Diving in

He wasn’t good at taking advice or, it turned out, at metaphors.
“It’s like getting into cold water” I said. “You can take it slowly, but all you’re doing is making the unpleasantness last longer. Or you can jump in. It’s horrible and everyone gets splashed but it gets it over with and you can get on with getting used to the water.”
He thought about this for a while and then his face took on the expression that meant that he had thought of something which HE thought was clever. It almost never was.

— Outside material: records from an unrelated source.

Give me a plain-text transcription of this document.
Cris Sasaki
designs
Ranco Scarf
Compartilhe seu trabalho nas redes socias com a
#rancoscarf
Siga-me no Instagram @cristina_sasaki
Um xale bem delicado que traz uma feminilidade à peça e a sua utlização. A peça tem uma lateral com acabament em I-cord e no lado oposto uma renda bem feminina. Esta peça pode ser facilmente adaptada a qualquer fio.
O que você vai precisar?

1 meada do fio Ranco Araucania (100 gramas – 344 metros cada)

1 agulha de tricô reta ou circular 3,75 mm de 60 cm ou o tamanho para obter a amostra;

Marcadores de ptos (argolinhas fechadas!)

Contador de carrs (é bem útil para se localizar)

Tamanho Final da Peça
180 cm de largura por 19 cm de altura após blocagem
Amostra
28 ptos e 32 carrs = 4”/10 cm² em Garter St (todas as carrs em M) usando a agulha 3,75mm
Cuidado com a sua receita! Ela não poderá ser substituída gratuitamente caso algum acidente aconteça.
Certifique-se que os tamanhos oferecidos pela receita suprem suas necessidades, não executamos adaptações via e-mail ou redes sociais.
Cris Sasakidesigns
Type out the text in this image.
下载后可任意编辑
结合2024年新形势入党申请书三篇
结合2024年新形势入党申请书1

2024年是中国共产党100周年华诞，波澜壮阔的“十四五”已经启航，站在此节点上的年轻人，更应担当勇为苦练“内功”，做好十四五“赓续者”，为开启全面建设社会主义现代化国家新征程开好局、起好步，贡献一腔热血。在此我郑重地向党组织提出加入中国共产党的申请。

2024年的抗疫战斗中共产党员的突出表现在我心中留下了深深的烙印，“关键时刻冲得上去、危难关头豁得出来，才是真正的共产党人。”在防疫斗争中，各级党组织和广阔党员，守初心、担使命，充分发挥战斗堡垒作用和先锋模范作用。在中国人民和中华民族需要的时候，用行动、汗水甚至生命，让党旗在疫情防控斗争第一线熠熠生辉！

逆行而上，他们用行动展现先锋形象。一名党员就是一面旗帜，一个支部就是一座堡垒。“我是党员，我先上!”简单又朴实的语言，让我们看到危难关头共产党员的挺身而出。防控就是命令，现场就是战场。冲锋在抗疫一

“So, what about divers then?” He sat back and smirked. Waiting for me to congratulate him on his brilliance.
“What about them?”
“Well, divers - the really good ones, the Olympic ones...?” He paused, waiting for me to acknowledge that, yes, I had heard about the divers. The really good ones. The Olympic ones. I shut my eyes which he took as sufficient encouragement to carry on. “Well, these divers, they get both. They have a piece of cake and then they eat it.” I opened my eyes. Questioningly. He put his hands together as if in prayer. “They get it over with but no-one gets splashed.” He dipped his prayerful hands forward and leaned in to confide “They would lose marks.”
I shut my eyes again but, when I opened them, he was still there. “So, is that it? You’re going to do a reverse backflip with twist and no-one will get wet?”
“No!” He was scornful. “I’m going to sneak away while she’s watching the divers!”